Zeugnisse über Begegnungen mit dem Lebendigen Gott sollen Lust machen aber können nicht kopiert werden. Auch wir sind eingeladen! Zunächst mal über unsere eigenen Begegnungen nachzudenken. Vll sind sie verschüttet gegangen, aber...sie sollen dich ermutigen und erneut einladen. Mir fiel so manches ein…

„Sei stille dem Herrn und harre auf ihn! (PT halte deine Hoffnung lebendig während du das Verlangen nach Gott hast für dich durchzukommen)
Harre auf den Herrn und halte seinen Weg ein (PT So sei nicht ungeduldig mit dem Herrn, dass er eingreift; fahre fort dich beständig vorwärts in Seinen Wegen zu bewegen und er wird dich zur rechten Zeit erhöhen. Und wenn ER es tut, wirst du jede Verheißung besitzen, zusammen mit deinem vollständigen Erbe). Ps 37,7.34 (s.a. Micha 7,7; Jes 8,17)
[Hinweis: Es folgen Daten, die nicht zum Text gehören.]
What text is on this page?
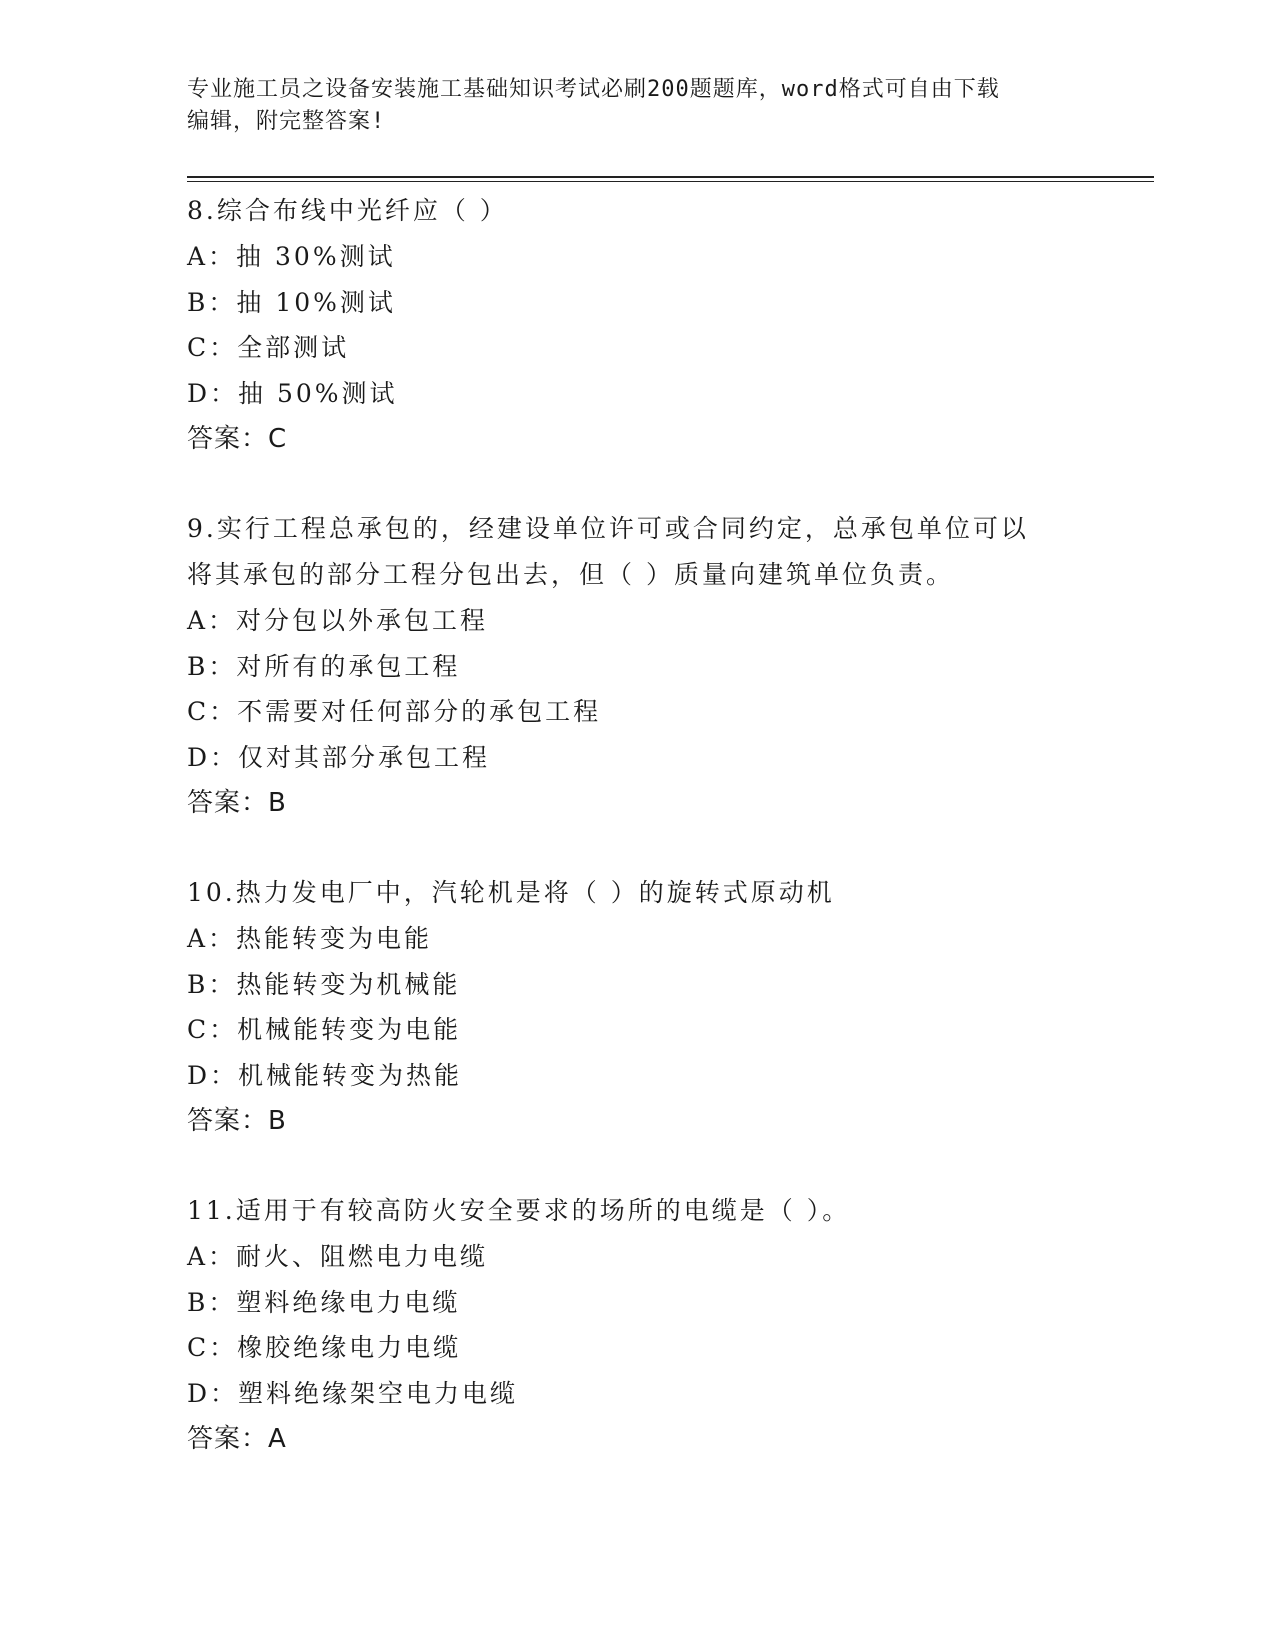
专业施工员之设备安装施工基础知识考试必刷200题题库，word格式可自由下载
编辑，附完整答案!
8.综合布线中光纤应（ ）
A：抽 30%测试
B：抽 10%测试
C：全部测试
D：抽 50%测试
答案：C
9.实行工程总承包的，经建设单位许可或合同约定，总承包单位可以
将其承包的部分工程分包出去，但（ ）质量向建筑单位负责。
A：对分包以外承包工程
B：对所有的承包工程
C：不需要对任何部分的承包工程
D：仅对其部分承包工程
答案：B
10.热力发电厂中，汽轮机是将（ ）的旋转式原动机
A：热能转变为电能
B：热能转变为机械能
C：机械能转变为电能
D：机械能转变为热能
答案：B
11.适用于有较高防火安全要求的场所的电缆是（ ）。
A：耐火、阻燃电力电缆
B：塑料绝缘电力电缆
C：橡胶绝缘电力电缆
D：塑料绝缘架空电力电缆
答案：A
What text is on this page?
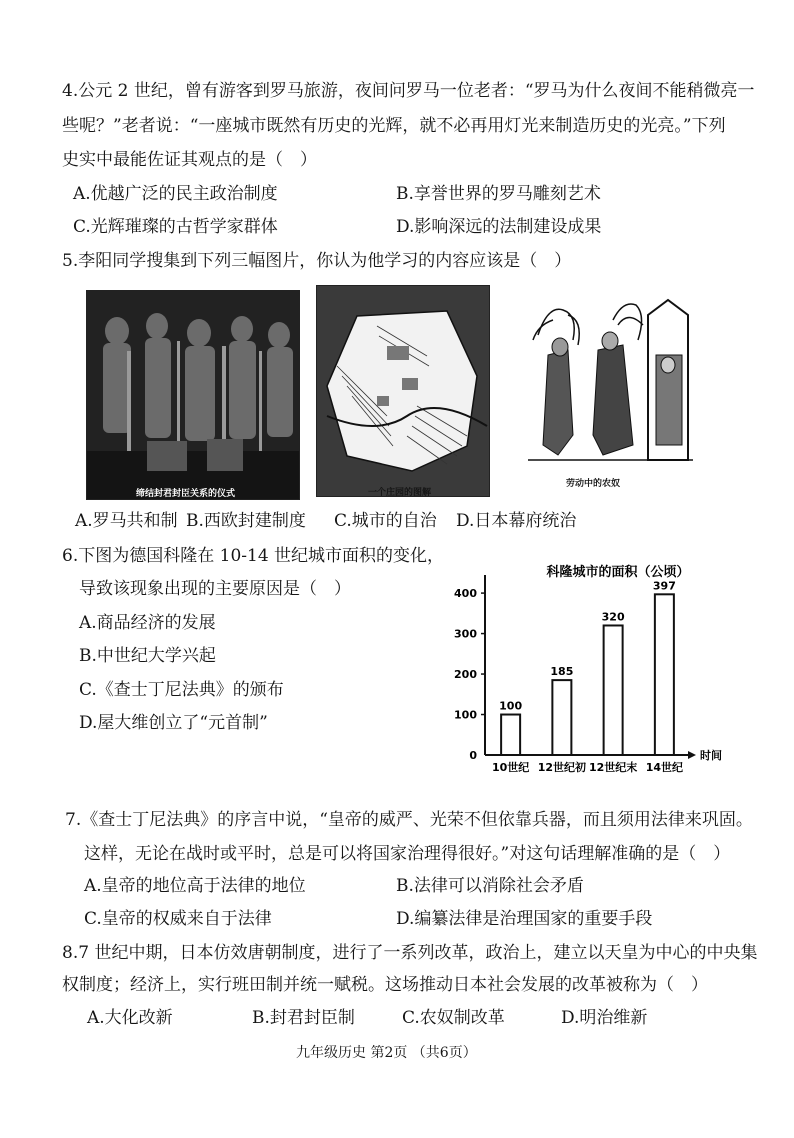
4.公元 2 世纪，曾有游客到罗马旅游，夜间问罗马一位老者：“罗马为什么夜间不能稍微亮一
些呢？”老者说：“一座城市既然有历史的光辉，就不必再用灯光来制造历史的光亮。”下列
史实中最能佐证其观点的是（　）
A.优越广泛的民主政治制度	B.享誉世界的罗马雕刻艺术
C.光辉璀璨的古哲学家群体	D.影响深远的法制建设成果
5.李阳同学搜集到下列三幅图片，你认为他学习的内容应该是（　）
缔结封君封臣关系的仪式	一个庄园的图解
劳动中的农奴
A.罗马共和制 B.西欧封建制度 C.城市的自治 D.日本幕府统治
6.下图为德国科隆在 10-14 世纪城市面积的变化，
导致该现象出现的主要原因是（　）
A.商品经济的发展
B.中世纪大学兴起
C.《查士丁尼法典》的颁布
D.屋大维创立了“元首制”
科隆城市的面积（公顷）
100
200
300
400
0
100
10世纪
185
12世纪初
320
12世纪末
397
14世纪
时间
7.《查士丁尼法典》的序言中说，“皇帝的威严、光荣不但依靠兵器，而且须用法律来巩固。
这样，无论在战时或平时，总是可以将国家治理得很好。”对这句话理解准确的是（　）
A.皇帝的地位高于法律的地位	B.法律可以消除社会矛盾
C.皇帝的权威来自于法律	D.编纂法律是治理国家的重要手段
8.7 世纪中期，日本仿效唐朝制度，进行了一系列改革，政治上，建立以天皇为中心的中央集
权制度；经济上，实行班田制并统一赋税。这场推动日本社会发展的改革被称为（　）
A.大化改新	B.封君封臣制	C.农奴制改革	D.明治维新
九年级历史 第2页 （共6页）
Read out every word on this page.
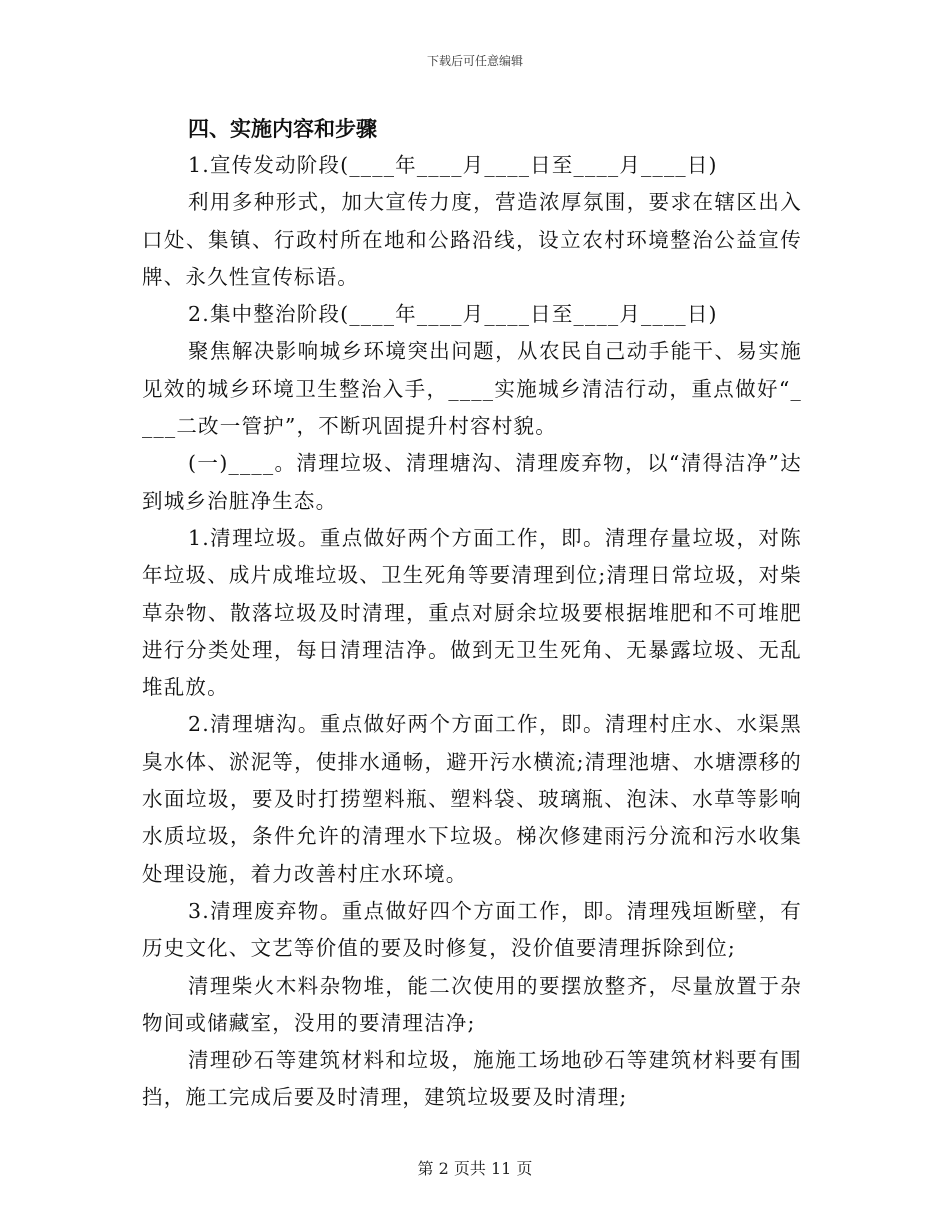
下载后可任意编辑
四、实施内容和步骤

1.宣传发动阶段(____年____月____日至____月____日)

利用多种形式，加大宣传力度，营造浓厚氛围，要求在辖区出入口处、集镇、行政村所在地和公路沿线，设立农村环境整治公益宣传牌、永久性宣传标语。

2.集中整治阶段(____年____月____日至____月____日)

聚焦解决影响城乡环境突出问题，从农民自己动手能干、易实施见效的城乡环境卫生整治入手，____实施城乡清洁行动，重点做好“____二改一管护”，不断巩固提升村容村貌。

(一)____。清理垃圾、清理塘沟、清理废弃物，以“清得洁净”达到城乡治脏净生态。

1.清理垃圾。重点做好两个方面工作，即。清理存量垃圾，对陈年垃圾、成片成堆垃圾、卫生死角等要清理到位;清理日常垃圾，对柴草杂物、散落垃圾及时清理，重点对厨余垃圾要根据堆肥和不可堆肥进行分类处理，每日清理洁净。做到无卫生死角、无暴露垃圾、无乱堆乱放。

2.清理塘沟。重点做好两个方面工作，即。清理村庄水、水渠黑臭水体、淤泥等，使排水通畅，避开污水横流;清理池塘、水塘漂移的水面垃圾，要及时打捞塑料瓶、塑料袋、玻璃瓶、泡沫、水草等影响水质垃圾，条件允许的清理水下垃圾。梯次修建雨污分流和污水收集处理设施，着力改善村庄水环境。

3.清理废弃物。重点做好四个方面工作，即。清理残垣断壁，有历史文化、文艺等价值的要及时修复，没价值要清理拆除到位;

清理柴火木料杂物堆，能二次使用的要摆放整齐，尽量放置于杂物间或储藏室，没用的要清理洁净;

清理砂石等建筑材料和垃圾，施施工场地砂石等建筑材料要有围挡，施工完成后要及时清理，建筑垃圾要及时清理;

第 2 页共 11 页
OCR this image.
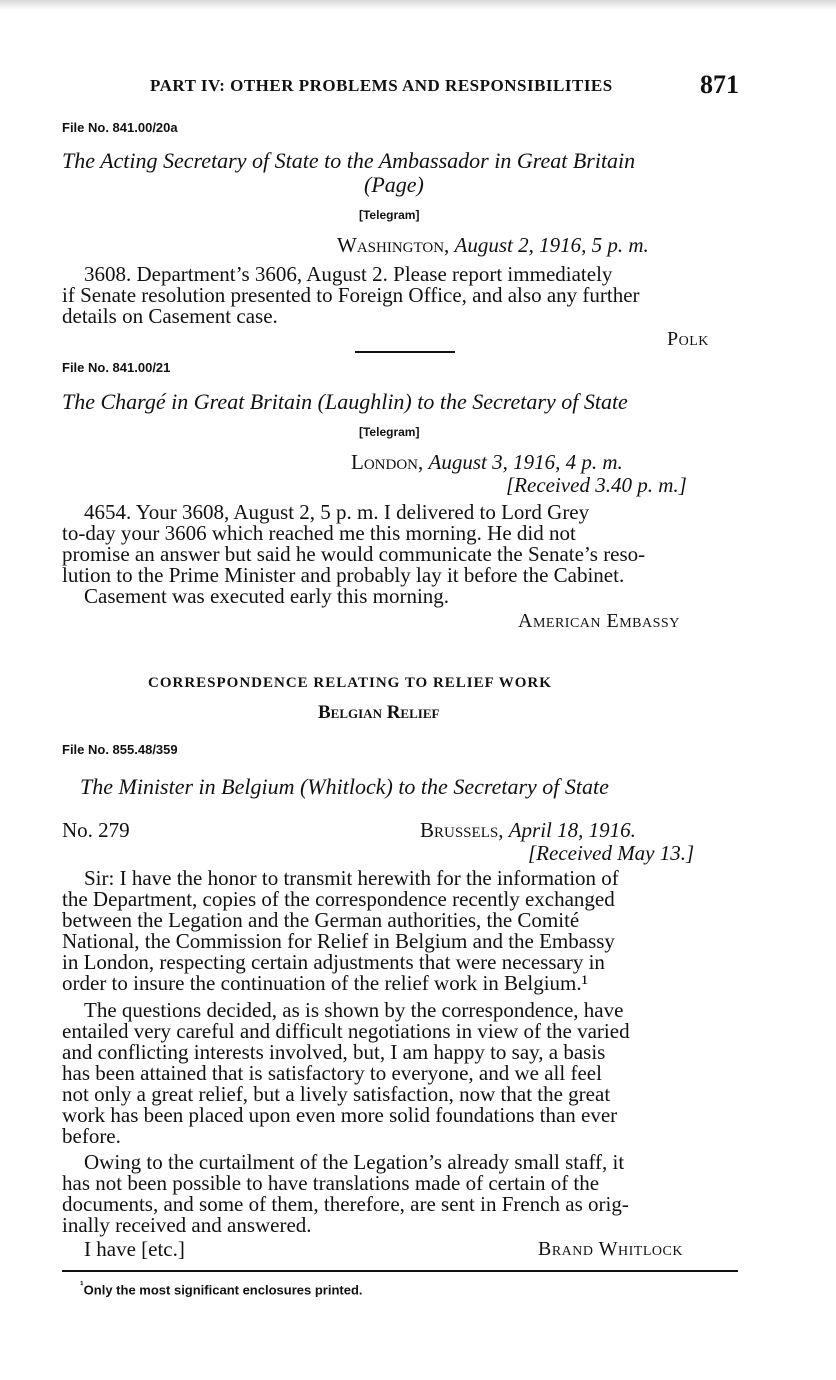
PART IV: OTHER PROBLEMS AND RESPONSIBILITIES	871
File No. 841.00/20a
The Acting Secretary of State to the Ambassador in Great Britain
(Page)
[Telegram]
Washington, August 2, 1916, 5 p. m.
3608. Department’s 3606, August 2. Please report immediately
if Senate resolution presented to Foreign Office, and also any further
details on Casement case.
Polk
File No. 841.00/21
The Chargé in Great Britain (Laughlin) to the Secretary of State
[Telegram]
London, August 3, 1916, 4 p. m.
[Received 3.40 p. m.]
4654. Your 3608, August 2, 5 p. m. I delivered to Lord Grey
to-day your 3606 which reached me this morning. He did not
promise an answer but said he would communicate the Senate’s reso-
lution to the Prime Minister and probably lay it before the Cabinet.
Casement was executed early this morning.
American Embassy
CORRESPONDENCE RELATING TO RELIEF WORK
Belgian Relief
File No. 855.48/359
The Minister in Belgium (Whitlock) to the Secretary of State
No. 279	Brussels, April 18, 1916.
[Received May 13.]
Sir: I have the honor to transmit herewith for the information of
the Department, copies of the correspondence recently exchanged
between the Legation and the German authorities, the Comité
National, the Commission for Relief in Belgium and the Embassy
in London, respecting certain adjustments that were necessary in
order to insure the continuation of the relief work in Belgium.¹
The questions decided, as is shown by the correspondence, have
entailed very careful and difficult negotiations in view of the varied
and conflicting interests involved, but, I am happy to say, a basis
has been attained that is satisfactory to everyone, and we all feel
not only a great relief, but a lively satisfaction, now that the great
work has been placed upon even more solid foundations than ever
before.
Owing to the curtailment of the Legation’s already small staff, it
has not been possible to have translations made of certain of the
documents, and some of them, therefore, are sent in French as orig-
inally received and answered.
I have [etc.]	Brand Whitlock
$^{^1}$Only the most significant enclosures printed.
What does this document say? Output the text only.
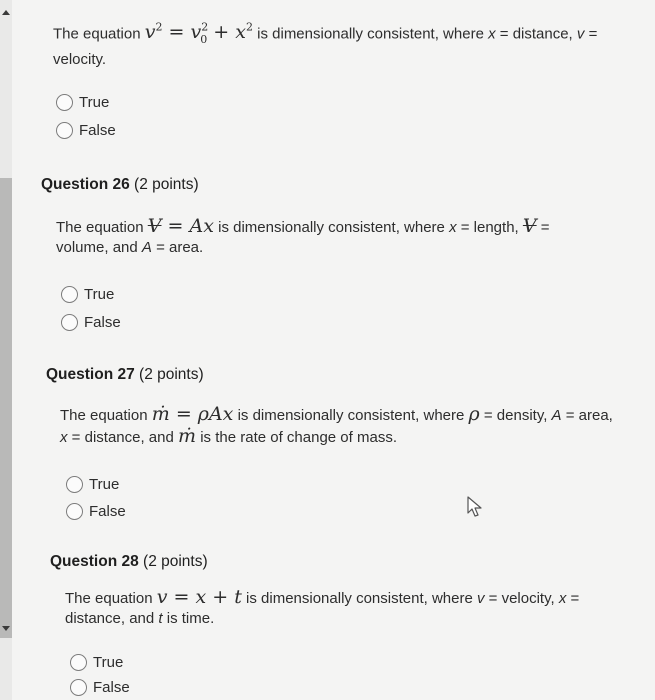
The equation $v^2 = v^2_0 + x^2$ is dimensionally consistent, where x = distance, v =
velocity.
True
False
Question 26 (2 points)
The equation V = Ax is dimensionally consistent, where x = length, V =
volume, and A = area.
True
False
Question 27 (2 points)
The equation ṁ = ρAx is dimensionally consistent, where ρ = density, A = area,
x = distance, and ṁ is the rate of change of mass.
True
False
Question 28 (2 points)
The equation v = x + t is dimensionally consistent, where v = velocity, x =
distance, and t is time.
True
False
Das hebr. Wort für „harren“ in Ps 37,7 hat zwei Bedeutungen: „Geburtsschmerz“ oder „sich tanzend in der Luft drehen“. Beides erfordert Fokussierung und Kraft.
„Wir sollen mit unnachgiebiger Entschlossenheit und Fokussierung auf Gott warten – so wie Jakob mit dem Engel rang. Um geduldig harren zu können, bedarf es einer intensiven Fokussierung. Es gibt Phasen im Leben, in denen es nicht nur akzeptabel ist, in viele Aktivitäten involviert zu sein, sondern gut. Aber es gibt auch Phasen, in denen es verheerend ist.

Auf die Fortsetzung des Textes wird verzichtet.